Cryptochrome 1 from Brassica napus is up-regulated by blue light and controls hypocotyl/stem growth and anthocyanin accumulation.

Cryptochromes are blue/ultraviolet-A light sensing photoreceptors involved in regulating various growth and developmental responses in plants. Investigations on the structure and functions of cryptochromes in plants have been largely confined to Arabidopsis (Arabidopsis thaliana), tomato (Lycopersicon esculentum), and pea (Pisum sativum). We report here the characterization of the cryptochrome 1 gene from Brassica napus (BnCRY1), an oilseed crop, and its functional validation in transgenics. The predicted BnCRY1 protein sequence shows a high degree of sequence identity (94%) to Arabidopsis CRY1. A semiquantitative reverse transcription-polymerase chain reaction and the western-blot analysis revealed that blue light up-regulates its transcript and protein levels in young seedlings.
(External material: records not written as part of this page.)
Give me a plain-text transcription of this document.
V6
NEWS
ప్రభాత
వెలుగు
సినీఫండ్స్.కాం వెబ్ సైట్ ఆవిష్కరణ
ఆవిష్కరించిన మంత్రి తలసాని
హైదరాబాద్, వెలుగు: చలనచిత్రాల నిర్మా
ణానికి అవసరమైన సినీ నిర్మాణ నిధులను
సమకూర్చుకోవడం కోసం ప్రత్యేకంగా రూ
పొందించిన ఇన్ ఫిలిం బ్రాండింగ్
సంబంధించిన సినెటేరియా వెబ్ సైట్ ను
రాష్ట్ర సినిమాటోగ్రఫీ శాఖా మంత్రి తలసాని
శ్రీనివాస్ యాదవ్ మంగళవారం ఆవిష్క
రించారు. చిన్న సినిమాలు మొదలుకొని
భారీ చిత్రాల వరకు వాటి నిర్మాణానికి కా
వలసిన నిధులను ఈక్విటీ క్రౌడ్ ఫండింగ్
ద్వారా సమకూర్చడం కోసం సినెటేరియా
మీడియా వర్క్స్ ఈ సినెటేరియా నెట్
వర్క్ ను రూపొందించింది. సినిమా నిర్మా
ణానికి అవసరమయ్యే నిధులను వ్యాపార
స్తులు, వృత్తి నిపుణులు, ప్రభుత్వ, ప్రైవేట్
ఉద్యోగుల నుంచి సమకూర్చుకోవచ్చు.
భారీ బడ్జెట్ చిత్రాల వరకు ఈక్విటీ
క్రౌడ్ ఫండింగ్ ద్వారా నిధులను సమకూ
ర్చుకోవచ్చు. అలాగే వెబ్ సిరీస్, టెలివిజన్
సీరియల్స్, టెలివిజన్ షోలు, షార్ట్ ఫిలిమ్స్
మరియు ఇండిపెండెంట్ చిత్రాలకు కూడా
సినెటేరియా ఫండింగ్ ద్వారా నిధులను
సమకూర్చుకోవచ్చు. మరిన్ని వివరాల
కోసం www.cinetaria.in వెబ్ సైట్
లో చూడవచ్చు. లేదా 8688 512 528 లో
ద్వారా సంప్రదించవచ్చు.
The BnCRY1 promoter harbors conventional light-responsive cis-acting elements, which presumably impart light activation to the GUS ( beta-glucuronidase) reporter gene expressed in Arabidopsis. Although the BnCRY1 transcript could be detected in all the tissues examined, its protein was virtually undetectable in mature leaves and the root, indicating a tissue-specific translational control or protein turnover. The antisense-BnCRY1 Brassica transgenic seedlings accumulated negligible levels of CRY1 protein and displayed an elongated hypocotyl when grown under continuous white or blue light (but not under red or far-red light); the accumulation of anthocyanins was also reduced significantly. The adult transformants were also found to be tall when grown under natural light environment in a containment facility without any artificial illumination. These data provide functional evidence for a role of blue light up-regulated cry1 in controlling photomorphogenesis in Brassica species.[1]